“Diodog”, el perro robótico de la Escuela de Ingeniería Eléctrica, fue el responsable de dar la bienvenida a las y los nuevos estudiantes que a partir de hoy comienzan a experimentar una de las etapas más importantes de sus vidas, como es la universitaria.
Fue, sin lugar a duda, uno de los principales focos de atención durante la primera jornada de Experiencia Matrículas que la Universidad realiza presencialmente en Casa Central, hasta el próximo jueves 22 de enero.
En la oportunidad, “Diodog” presentó a las y los asistentes una selección de sus principales gracias y funciones, como caminar hacia adelante y para atrás, pararse en dos patas, correr, saludar, hacer la forma de corazón con las patas, entre otras. Guillermo Cid, académico de la Escuela de Ingeniería Eléctrica, explicó que “tiene la capacidad de detectar obstáculos mediante un sensor y la posibilidad de hacer diferentes movimientos predeterminados”.

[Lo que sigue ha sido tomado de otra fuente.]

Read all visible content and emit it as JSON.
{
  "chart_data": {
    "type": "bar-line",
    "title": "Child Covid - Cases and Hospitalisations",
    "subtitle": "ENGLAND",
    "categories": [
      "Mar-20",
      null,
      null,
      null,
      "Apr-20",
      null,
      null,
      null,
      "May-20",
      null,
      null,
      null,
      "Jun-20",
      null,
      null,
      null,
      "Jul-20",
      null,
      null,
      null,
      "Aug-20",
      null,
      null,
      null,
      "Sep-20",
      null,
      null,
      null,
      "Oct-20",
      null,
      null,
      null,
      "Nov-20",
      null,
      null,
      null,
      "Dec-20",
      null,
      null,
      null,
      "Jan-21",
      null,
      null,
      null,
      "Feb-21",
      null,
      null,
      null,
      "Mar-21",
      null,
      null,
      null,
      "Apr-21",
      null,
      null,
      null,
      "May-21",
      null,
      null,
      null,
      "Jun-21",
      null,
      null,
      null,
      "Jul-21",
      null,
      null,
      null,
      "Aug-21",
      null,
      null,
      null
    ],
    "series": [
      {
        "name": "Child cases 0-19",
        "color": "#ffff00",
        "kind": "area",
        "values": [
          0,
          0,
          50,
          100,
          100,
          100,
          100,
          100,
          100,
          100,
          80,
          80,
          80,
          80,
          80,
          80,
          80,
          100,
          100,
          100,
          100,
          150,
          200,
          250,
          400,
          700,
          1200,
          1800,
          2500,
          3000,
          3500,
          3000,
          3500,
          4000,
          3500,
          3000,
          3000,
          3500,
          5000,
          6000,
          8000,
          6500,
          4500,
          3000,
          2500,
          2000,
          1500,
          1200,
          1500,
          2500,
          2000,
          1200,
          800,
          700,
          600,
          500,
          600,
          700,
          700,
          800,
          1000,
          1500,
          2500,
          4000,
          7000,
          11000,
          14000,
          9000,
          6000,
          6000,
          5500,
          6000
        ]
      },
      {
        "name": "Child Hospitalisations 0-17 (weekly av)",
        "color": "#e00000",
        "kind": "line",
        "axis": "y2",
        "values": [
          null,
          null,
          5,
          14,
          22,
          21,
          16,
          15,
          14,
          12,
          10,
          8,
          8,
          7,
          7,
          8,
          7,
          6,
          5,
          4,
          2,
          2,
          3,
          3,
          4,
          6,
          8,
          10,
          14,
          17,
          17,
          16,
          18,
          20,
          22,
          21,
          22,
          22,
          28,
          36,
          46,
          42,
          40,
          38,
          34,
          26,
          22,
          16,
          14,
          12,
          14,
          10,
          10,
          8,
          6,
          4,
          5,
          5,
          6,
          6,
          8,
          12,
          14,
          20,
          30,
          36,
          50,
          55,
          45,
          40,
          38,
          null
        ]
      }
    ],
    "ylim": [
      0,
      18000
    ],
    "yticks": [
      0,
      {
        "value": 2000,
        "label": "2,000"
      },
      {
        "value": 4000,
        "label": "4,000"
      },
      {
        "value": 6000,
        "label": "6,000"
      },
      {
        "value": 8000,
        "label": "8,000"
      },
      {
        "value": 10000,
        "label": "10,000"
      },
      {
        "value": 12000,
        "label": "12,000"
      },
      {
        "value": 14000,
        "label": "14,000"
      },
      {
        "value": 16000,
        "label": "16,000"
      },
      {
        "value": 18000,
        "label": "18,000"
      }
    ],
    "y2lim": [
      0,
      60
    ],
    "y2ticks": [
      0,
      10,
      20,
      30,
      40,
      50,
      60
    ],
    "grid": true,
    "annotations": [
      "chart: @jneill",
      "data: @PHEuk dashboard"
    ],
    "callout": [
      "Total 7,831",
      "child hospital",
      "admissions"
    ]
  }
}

A través de este robot, cuyo nombre viene de una conjunción entre el componente electrónico “diodo” y perro en inglés, “dog”, se busca acercar a los más jóvenes a la robótica. “Muchas veces se piensa que éste es un tema que está muy alejado, pero hoy el desarrollo de la robótica en Chile está creciendo. En la actualidad existen muchas posibilidades de desarrollar robots con sensores a bajo costo y con el uso de impresoras 3D para elaborar, por ejemplo, el chasis. La inteligencia artificial y la robótica van de la mano, y en la Escuela de Ingeniería Eléctrica trabajamos en ello, principalmente desarrollando algoritmos de IA para que el robot funcione de manera más correcta”.
“Recibir a los nuevos alumnos con ‘Diodog’ es muy significativo, ya que así pueden saben que en la PUCV hay calidad, hay desarrollo y hay robótica”, concluyó el profesor.
Asistentes analizan su potencial
No solo los nuevos estudiantes matriculados, sino que también sus familias, en especial las y los más pequeños, disfrutaron y celebraron cada uno de los llamativos movimientos de “Diodog” y analizaron sus potencialidades para áreas productivas y de servicios.
El ahora alumno de Ingeniería Informática Gabriel Cabrera precisó que “es muy interesante el perro por el uso que se le puede dar para las distintas carreras. Es posible utilizarlo para el mapeo de zonas, para la minería y labores peligrosas que ponen en riego la integridad de las personas. Son muchos los usos que se le pueden dar”.
Gonzalo Araya, padre de uno de los nuevos alumnos, indicó que “ésta es una muy buena instancia para que la Universidad desarrolle este tipo de proyectos, que pueden ser muy provechosos y abrir nuevos campos de investigación en el país. Las máquinas deben cumplir con los requerimientos de muchas disciplinas, que van desde la agricultura, el comercio y la diversión, hasta la relación con un perro de verdad”.
Finalmente, Katherine Valdivia concluyó que ésta “es una muy buena iniciativa, pues permite mostrar que la Institución se desarrolla en un ámbito tecnológico e innovador”.